Even worse, Turkey is dependent on so-called “carry trade” investments of short-term money seeking high interest rates in Turkish assets, which pay more than 10% interest. Investors who reached for high Turkish yields got burned during the past month as the Turkish lira collapsed. Turkey’s current account deficit is running at 4% of GDP, and its currency remains vulnerable to further decline.
"In early September, US federal prosecutors charged top Turkish bank executives and a former Turkish economics minister with laundering hundreds of millions of dollars for Iran."
David, Wall Street and The City are well known for laundering billions from anything that stinks, like they control the drugs business and NATO is in Afghanistan for the opium ( production increased 25 times since 9/11…).
Yes, probably few love "zig-zag" Erdogan, but certainly nobody likes the western "prosecutors" and their humanitarian financial and real massacres…
So, like it or not, the real winners are in the real civilized world: Beijing, Moscow, Teheran, Damascus.
turkey is strong enough to resist,challenges,erdogan played it right,turkey has allways been loyal to the west,the question is all asian countries no longer trust the west..the arab spring has scared the hell out of the gulf royals,,russia has lost faith after ukraine..if the west loses turkey..the west has lost all options in the geopolitical game.the west needs turkey more than ever..while the arab spring was right the coup was wrong..the independence for the kurds..is a wrong move at a time when the mideast is in a mess..a kurdish state can only be viable in a wider peace environment..you cannot create chaos frmom caos..the kurds are being sellfish..should wait longer..when the time is right..h
Nobody knows what is really going on———-Turkey had switched sides so many times that the TRUTH is stranger then fiction. One thing is for sure———FAKE NEWS got the lead on this bubbling crisis———-who are the serfs to believe???
Barzani clan = Mossad
Kevin, as long as you don’t trust the Anglo/Jews, you might have a chance to find a bit of truth elsewhere…

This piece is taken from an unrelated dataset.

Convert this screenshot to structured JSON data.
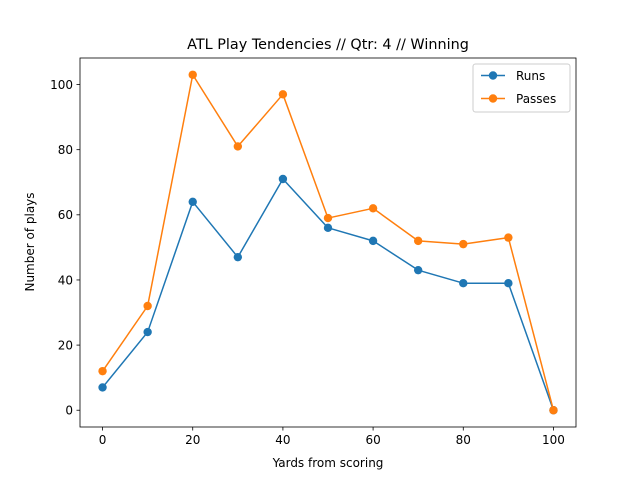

http://www.voltairenet.org/article198204.html
Dave, glad you noticed and it is fun to read the dissenters, here. I often wonder what color the sky is where they live.
Erdogan is getting a taste of what it’s like when the thugs you are in bed with throws a fit.
George Pugh, if the color of the sky is your limit, sorry but you are really limited and you must be living a miserable life in a really miserable place. Is that place your limited mind ?
Luca Taramelli come on! I rather liked your first comment, but this conspiracy theory smells. True, the Western press is addict to fake news, but voltaire is not above suspicion either. Turkey is in a mess. It has supported anti-Assad terrorists in Syria (against an earlier and saner policy of no problem with Turkey’s neighbors). Later it switched alliances, and began fighting against them. But it also fights with Kurds, who, in Syria, after the Syrian army, are the strongest enemies of the islamists. In Iraq Turkey was Barzani’s ally until Barzani declared Kurdistan independent. Erdogan threatens to cut off its lifeline by shutting off the oleoducts that runs through Turkey, but does not do it, probably because his own family profits from the sale of Kurdish oil. WIth Germany it was on the right side, because Merkel had no business preventing Turkish politicians speaking to Turks in Germany, but had gone overboard with the arrest of a German journalist. Finally, the USA has a long experience in subverting democratic governments and killing foreign leaders. If I were Erdogan I would be very worried.
It’s about time the self-styled sultan got.a taste of his come-upance.